The People Could Fly: The Picture Book
- Author: Virginia Hamilton
- Illustrator: Leo and Diane Dillon
- Language: English
- Subject: Children's literature, Picture book, Slavery in the United States, Folklore
- Published: 2004 (Knopf/Random House)
- Publication place: United States
- Media type: Print (hardback, paperback)
- Pages: 32 (unpaginated)
- ISBN: 9780375824050
- OCLC: 859073829

= The People Could Fly: The Picture Book =

Book by Virginia Hamilton

The People Could Fly: The Picture Book is a 2004 picture book by Virginia Hamilton and illustrated by Leo and Diane Dillon.
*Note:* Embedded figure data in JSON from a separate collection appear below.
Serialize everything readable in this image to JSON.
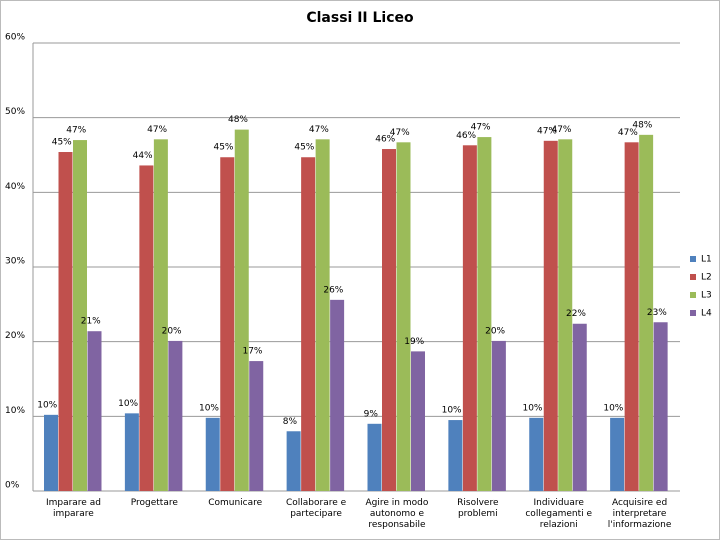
{
  "chart_data": {
    "type": "bar",
    "title": "Classi II Liceo",
    "categories": [
      "Imparare ad imparare",
      "Progettare",
      "Comunicare",
      "Collaborare e partecipare",
      "Agire in modo autonomo e responsabile",
      "Risolvere problemi",
      "Individuare collegamenti e relazioni",
      "Acquisire ed interpretare l'informazione"
    ],
    "series": [
      {
        "name": "L1",
        "color": "#4f81bd",
        "values": [
          10.2,
          10.4,
          9.8,
          8.0,
          9.0,
          9.5,
          9.8,
          9.8
        ],
        "value_labels": [
          "10%",
          "10%",
          "10%",
          "8%",
          "9%",
          "10%",
          "10%",
          "10%"
        ]
      },
      {
        "name": "L2",
        "color": "#c0504d",
        "values": [
          45.4,
          43.6,
          44.7,
          44.7,
          45.8,
          46.3,
          46.9,
          46.7
        ],
        "value_labels": [
          "45%",
          "44%",
          "45%",
          "45%",
          "46%",
          "46%",
          "47%",
          "47%"
        ]
      },
      {
        "name": "L3",
        "color": "#9bbb59",
        "values": [
          47.0,
          47.1,
          48.4,
          47.1,
          46.7,
          47.4,
          47.1,
          47.7
        ],
        "value_labels": [
          "47%",
          "47%",
          "48%",
          "47%",
          "47%",
          "47%",
          "47%",
          "48%"
        ]
      },
      {
        "name": "L4",
        "color": "#8064a2",
        "values": [
          21.4,
          20.1,
          17.4,
          25.6,
          18.7,
          20.1,
          22.4,
          22.6
        ],
        "value_labels": [
          "21%",
          "20%",
          "17%",
          "26%",
          "19%",
          "20%",
          "22%",
          "23%"
        ]
      }
    ],
    "ylim": [
      0,
      60
    ],
    "yticks": [
      {
        "value": 0,
        "label": "0%"
      },
      {
        "value": 10,
        "label": "10%"
      },
      {
        "value": 20,
        "label": "20%"
      },
      {
        "value": 30,
        "label": "30%"
      },
      {
        "value": 40,
        "label": "40%"
      },
      {
        "value": 50,
        "label": "50%"
      },
      {
        "value": 60,
        "label": "60%"
      }
    ],
    "grid": true,
    "legend": "right"
  }
}
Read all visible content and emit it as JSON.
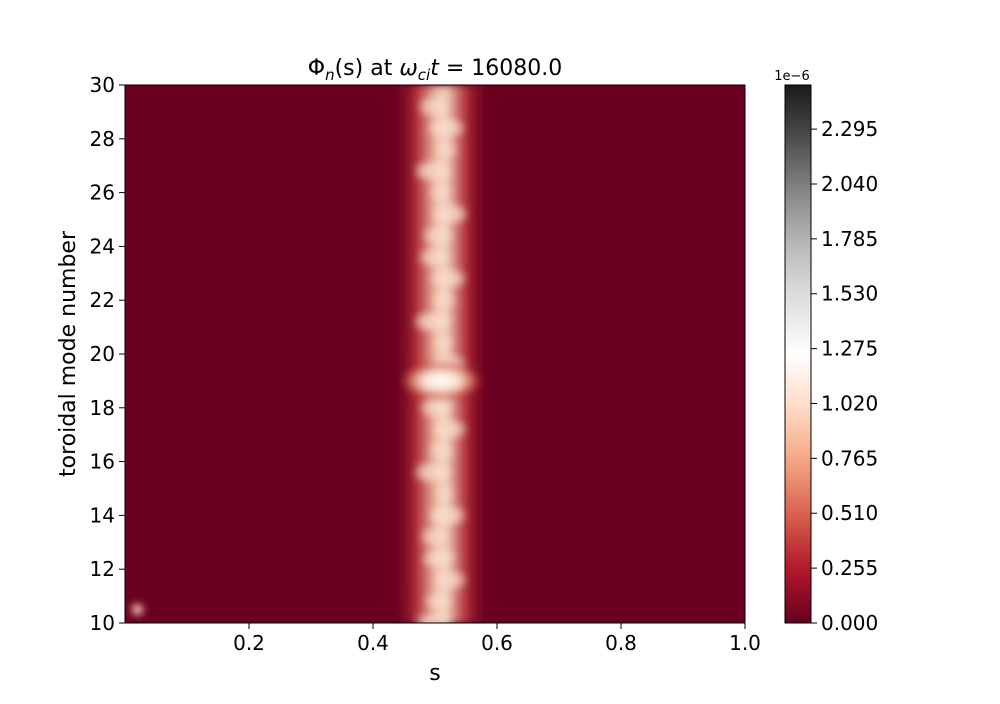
{
  "chart_data": {
    "type": "heatmap",
    "title": "Φn(s) at ωcit = 16080.0",
    "title_parts": {
      "phi": "Φ",
      "n": "n",
      "s": "(s)",
      "at": " at ",
      "omega": "ω",
      "ci": "ci",
      "t": "t",
      "eq": " = ",
      "value": "16080.0"
    },
    "xlabel": "s",
    "ylabel": "toroidal mode number",
    "xlim": [
      0.0,
      1.0
    ],
    "ylim": [
      10,
      30
    ],
    "x_ticks": [
      "0.2",
      "0.4",
      "0.6",
      "0.8",
      "1.0"
    ],
    "x_tick_values": [
      0.2,
      0.4,
      0.6,
      0.8,
      1.0
    ],
    "y_ticks": [
      "10",
      "12",
      "14",
      "16",
      "18",
      "20",
      "22",
      "24",
      "26",
      "28",
      "30"
    ],
    "y_tick_values": [
      10,
      12,
      14,
      16,
      18,
      20,
      22,
      24,
      26,
      28,
      30
    ],
    "colorbar": {
      "colormap": "RdGy_r",
      "range": [
        0.0,
        2.5e-06
      ],
      "offset_label": "1e−6",
      "ticks": [
        "0.000",
        "0.255",
        "0.510",
        "0.765",
        "1.020",
        "1.275",
        "1.530",
        "1.785",
        "2.040",
        "2.295"
      ],
      "tick_values": [
        0.0,
        0.255,
        0.51,
        0.765,
        1.02,
        1.275,
        1.53,
        1.785,
        2.04,
        2.295
      ]
    },
    "features": [
      {
        "description": "bright vertical band",
        "s_center": 0.51,
        "s_width": 0.05,
        "n_range": [
          10,
          30
        ],
        "peak": 1.1e-06
      },
      {
        "description": "hotspot",
        "s": 0.51,
        "n": 19,
        "peak": 1.3e-06
      },
      {
        "description": "small hotspot",
        "s": 0.02,
        "n": 10.5,
        "peak": 1.2e-06
      }
    ]
  }
}
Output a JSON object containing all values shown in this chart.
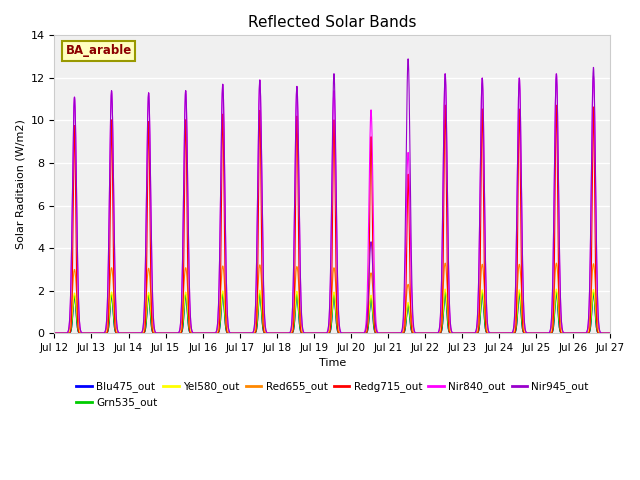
{
  "title": "Reflected Solar Bands",
  "ylabel": "Solar Raditaion (W/m2)",
  "xlabel": "Time",
  "ylim": [
    0,
    14
  ],
  "plot_bg_color": "#f0f0f0",
  "fig_bg_color": "#ffffff",
  "annotation_text": "BA_arable",
  "annotation_color": "#8b0000",
  "annotation_bg": "#ffffc0",
  "annotation_edge": "#999900",
  "series": [
    {
      "label": "Blu475_out",
      "color": "#0000ff",
      "peak_scale": 0.155,
      "sigma": 0.04
    },
    {
      "label": "Grn535_out",
      "color": "#00cc00",
      "peak_scale": 0.16,
      "sigma": 0.04
    },
    {
      "label": "Yel580_out",
      "color": "#ffff00",
      "peak_scale": 0.17,
      "sigma": 0.05
    },
    {
      "label": "Red655_out",
      "color": "#ff8800",
      "peak_scale": 0.27,
      "sigma": 0.06
    },
    {
      "label": "Redg715_out",
      "color": "#ff0000",
      "peak_scale": 0.88,
      "sigma": 0.035
    },
    {
      "label": "Nir840_out",
      "color": "#ff00ff",
      "peak_scale": 1.0,
      "sigma": 0.055
    },
    {
      "label": "Nir945_out",
      "color": "#9900cc",
      "peak_scale": 1.0,
      "sigma": 0.055
    }
  ],
  "start_day": 12,
  "end_day": 27,
  "n_days": 15,
  "points_per_day": 200,
  "peak_hour": 13.0,
  "base_peak": [
    11.1,
    11.4,
    11.3,
    11.4,
    11.7,
    11.9,
    11.6,
    11.4,
    10.5,
    8.5,
    12.2,
    12.0,
    12.0,
    12.2,
    12.1
  ],
  "nir945_peaks": [
    11.1,
    11.4,
    11.3,
    11.4,
    11.7,
    11.9,
    11.6,
    12.2,
    4.3,
    12.9,
    12.2,
    12.0,
    12.0,
    12.2,
    12.5
  ],
  "grid_color": "#ffffff",
  "grid_lw": 1.0
}
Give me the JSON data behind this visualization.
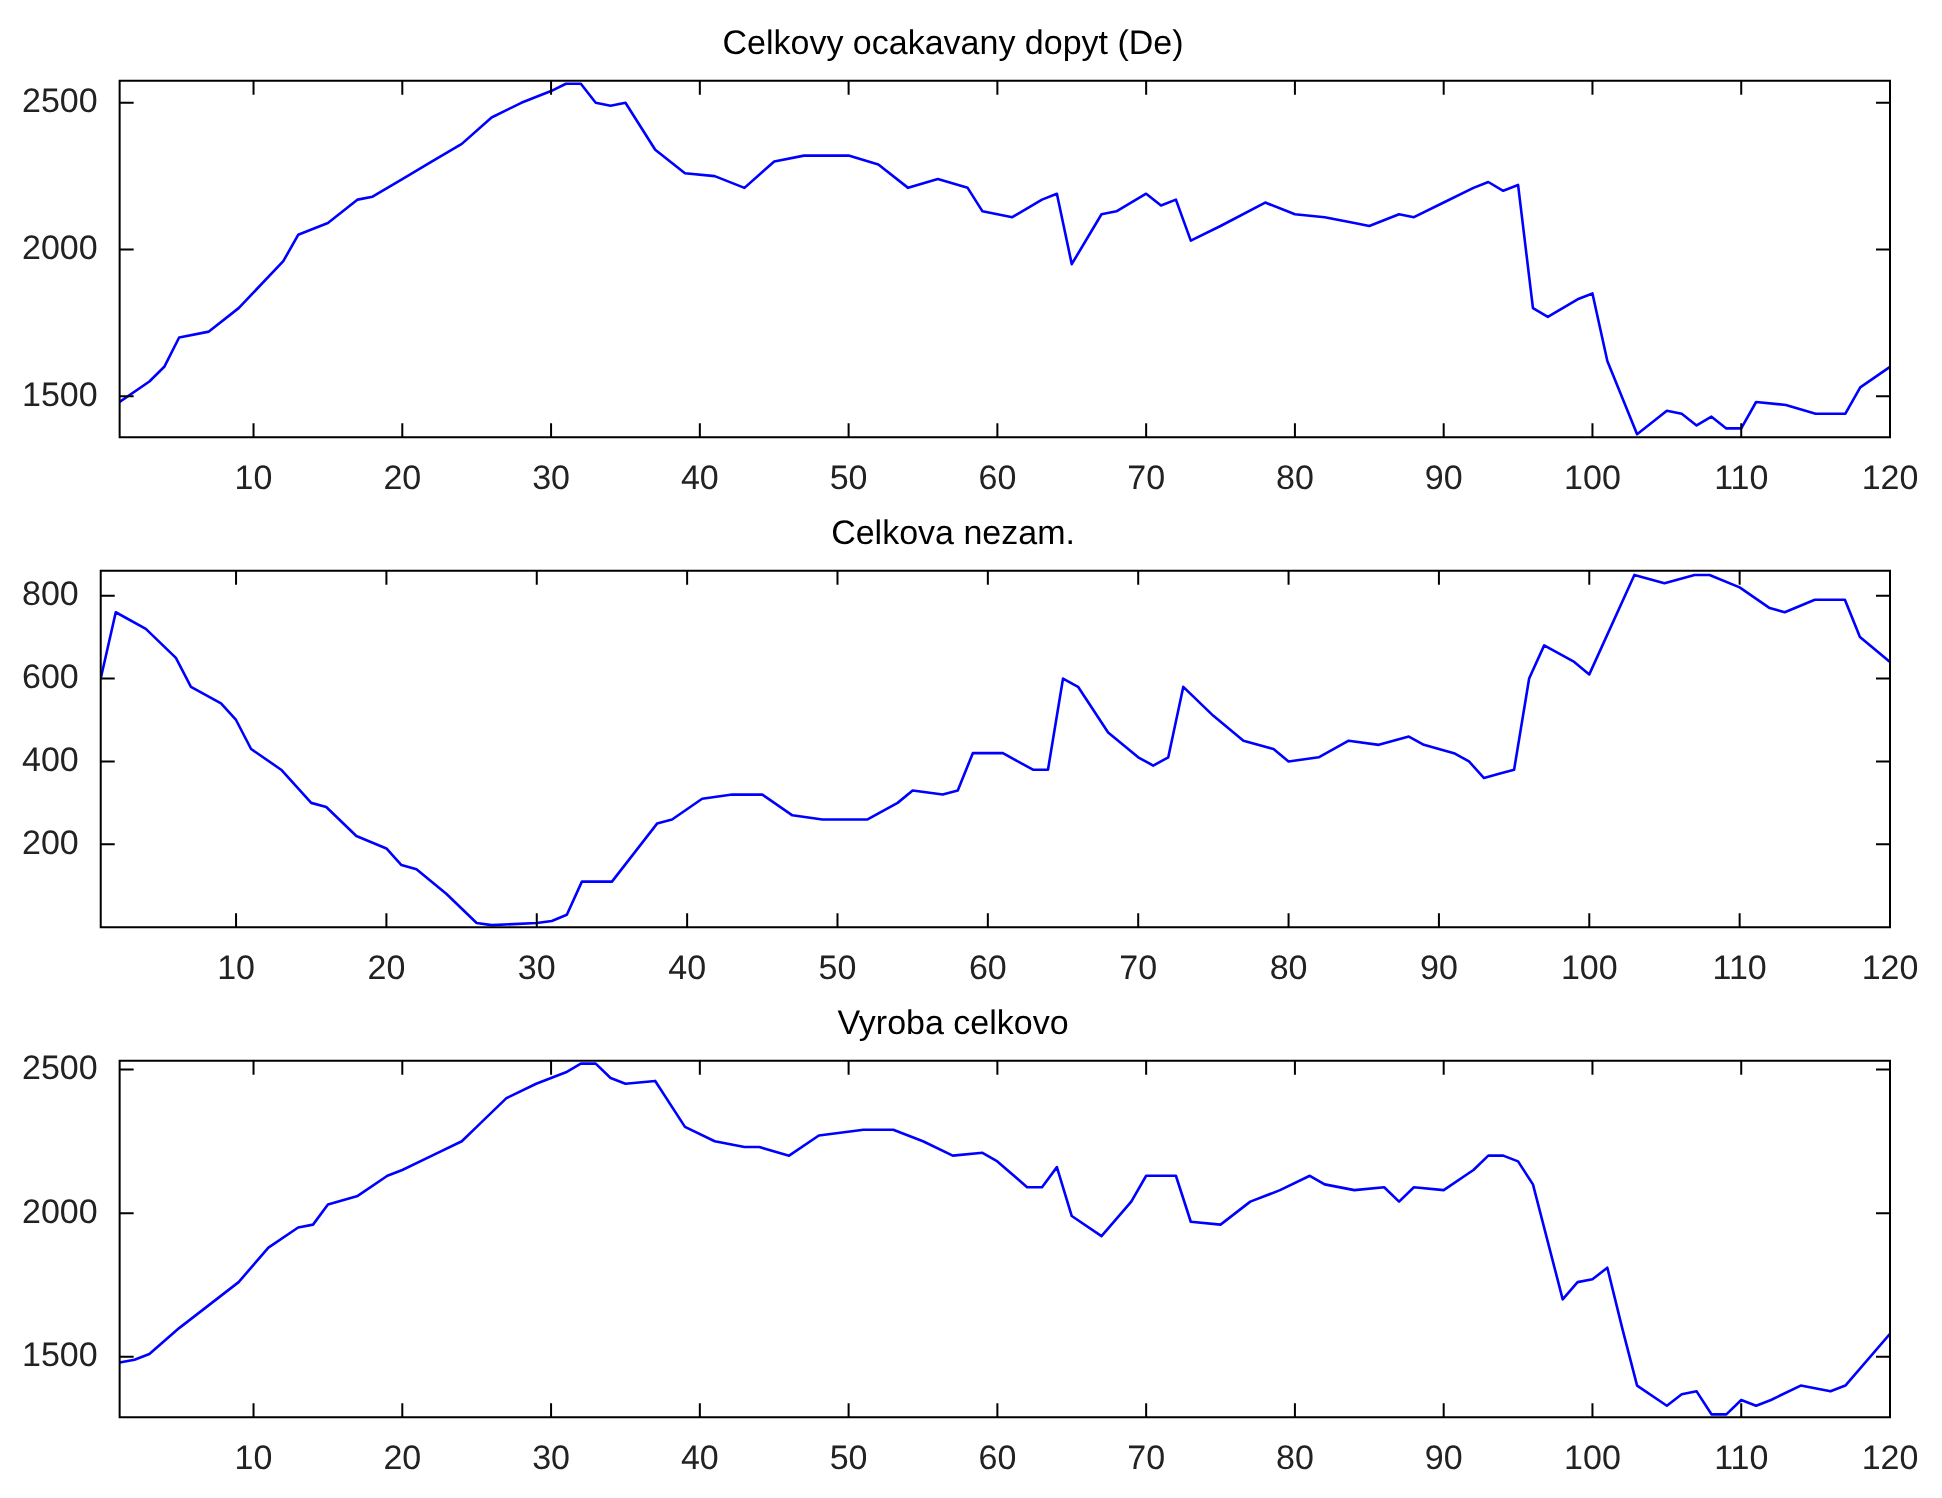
{
  "chart_data": [
    {
      "type": "line",
      "title": "Celkovy ocakavany dopyt (De)",
      "color": "#0000ff",
      "xlim": [
        1,
        120
      ],
      "xticks": [
        10,
        20,
        30,
        40,
        50,
        60,
        70,
        80,
        90,
        100,
        110,
        120
      ],
      "ylim": [
        1360,
        2575
      ],
      "yticks": [
        1500,
        2000,
        2500
      ],
      "x": [
        1,
        3,
        4,
        5,
        7,
        9,
        12,
        13,
        15,
        17,
        18,
        20,
        22,
        24,
        26,
        28,
        30,
        31,
        32,
        33,
        34,
        35,
        37,
        39,
        41,
        43,
        45,
        47,
        50,
        52,
        54,
        56,
        58,
        59,
        61,
        63,
        64,
        65,
        67,
        68,
        70,
        71,
        72,
        73,
        75,
        78,
        80,
        82,
        84,
        85,
        87,
        88,
        90,
        92,
        93,
        94,
        95,
        96,
        97,
        99,
        100,
        101,
        103,
        105,
        106,
        107,
        108,
        109,
        110,
        111,
        113,
        115,
        117,
        118,
        120
      ],
      "values": [
        1480,
        1550,
        1600,
        1700,
        1720,
        1800,
        1960,
        2050,
        2090,
        2170,
        2180,
        2240,
        2300,
        2360,
        2450,
        2500,
        2540,
        2565,
        2565,
        2500,
        2490,
        2500,
        2340,
        2260,
        2250,
        2210,
        2300,
        2320,
        2320,
        2290,
        2210,
        2240,
        2210,
        2130,
        2110,
        2170,
        2190,
        1950,
        2120,
        2130,
        2190,
        2150,
        2170,
        2030,
        2080,
        2160,
        2120,
        2110,
        2090,
        2080,
        2120,
        2110,
        2160,
        2210,
        2230,
        2200,
        2220,
        1800,
        1770,
        1830,
        1850,
        1620,
        1370,
        1450,
        1440,
        1400,
        1430,
        1390,
        1390,
        1480,
        1470,
        1440,
        1440,
        1530,
        1600
      ]
    },
    {
      "type": "line",
      "title": "Celkova nezam.",
      "color": "#0000ff",
      "xlim": [
        1,
        120
      ],
      "xticks": [
        10,
        20,
        30,
        40,
        50,
        60,
        70,
        80,
        90,
        100,
        110,
        120
      ],
      "ylim": [
        0,
        860
      ],
      "yticks": [
        200,
        400,
        600,
        800
      ],
      "x": [
        1,
        2,
        4,
        6,
        7,
        9,
        10,
        11,
        13,
        15,
        16,
        18,
        20,
        21,
        22,
        24,
        26,
        27,
        30,
        31,
        32,
        33,
        35,
        38,
        39,
        41,
        43,
        45,
        47,
        49,
        52,
        54,
        55,
        57,
        58,
        59,
        61,
        63,
        64,
        65,
        66,
        68,
        70,
        71,
        72,
        73,
        75,
        77,
        79,
        80,
        82,
        84,
        86,
        88,
        89,
        91,
        92,
        93,
        94,
        95,
        96,
        97,
        99,
        100,
        103,
        105,
        107,
        108,
        110,
        112,
        113,
        115,
        117,
        118,
        120
      ],
      "values": [
        600,
        760,
        720,
        650,
        580,
        540,
        500,
        430,
        380,
        300,
        290,
        220,
        190,
        150,
        140,
        80,
        10,
        5,
        10,
        15,
        30,
        110,
        110,
        250,
        260,
        310,
        320,
        320,
        270,
        260,
        260,
        300,
        330,
        320,
        330,
        420,
        420,
        380,
        380,
        600,
        580,
        470,
        410,
        390,
        410,
        580,
        510,
        450,
        430,
        400,
        410,
        450,
        440,
        460,
        440,
        420,
        400,
        360,
        370,
        380,
        600,
        680,
        640,
        610,
        850,
        830,
        850,
        850,
        820,
        770,
        760,
        790,
        790,
        700,
        640
      ]
    },
    {
      "type": "line",
      "title": "Vyroba celkovo",
      "color": "#0000ff",
      "xlim": [
        1,
        120
      ],
      "xticks": [
        10,
        20,
        30,
        40,
        50,
        60,
        70,
        80,
        90,
        100,
        110,
        120
      ],
      "ylim": [
        1290,
        2530
      ],
      "yticks": [
        1500,
        2000,
        2500
      ],
      "x": [
        1,
        2,
        3,
        5,
        7,
        9,
        11,
        13,
        14,
        15,
        17,
        19,
        20,
        22,
        24,
        25,
        27,
        29,
        31,
        32,
        33,
        34,
        35,
        37,
        39,
        41,
        43,
        44,
        46,
        48,
        51,
        53,
        55,
        57,
        59,
        60,
        62,
        63,
        64,
        65,
        67,
        69,
        70,
        72,
        73,
        75,
        77,
        79,
        81,
        82,
        84,
        86,
        87,
        88,
        90,
        92,
        93,
        94,
        95,
        96,
        98,
        99,
        100,
        101,
        102,
        103,
        105,
        106,
        107,
        108,
        109,
        110,
        111,
        112,
        114,
        116,
        117,
        120
      ],
      "values": [
        1480,
        1490,
        1510,
        1600,
        1680,
        1760,
        1880,
        1950,
        1960,
        2030,
        2060,
        2130,
        2150,
        2200,
        2250,
        2300,
        2400,
        2450,
        2490,
        2520,
        2520,
        2470,
        2450,
        2460,
        2300,
        2250,
        2230,
        2230,
        2200,
        2270,
        2290,
        2290,
        2250,
        2200,
        2210,
        2180,
        2090,
        2090,
        2160,
        1990,
        1920,
        2040,
        2130,
        2130,
        1970,
        1960,
        2040,
        2080,
        2130,
        2100,
        2080,
        2090,
        2040,
        2090,
        2080,
        2150,
        2200,
        2200,
        2180,
        2100,
        1700,
        1760,
        1770,
        1810,
        1600,
        1400,
        1330,
        1370,
        1380,
        1300,
        1300,
        1350,
        1330,
        1350,
        1400,
        1380,
        1400,
        1580
      ]
    }
  ]
}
It is a reissue, by the Dillons, of Hamilton's title story of her 1985 book The People Could Fly: American Black Folktales and is about a group of African-American slaves who call upon old magic to escape their oppression by flying away.

==Reception==
Booklist, reviewing The People Could Fly, noted "Leo and Diane Dillons' illustrations for the collection were in black and white, but the art here is beautiful full color, in the style of the cover of the collection. The large paintings are magic realism at its finest.." and concluded "This special picture-book story will be told and retold everywhere." The School Library Journal, in a starred review, wrote "The Dillons add much to savor in this elegant picture-book rendering. .. The book is a lovely tribute to Hamilton."

The People Could Fly has also been reviewed by Publishers Weekly, and Kirkus Reviews.

It was awarded a 2005 Coretta Scott King Award illustrator honor, and was a 2005 CCBC Choices book.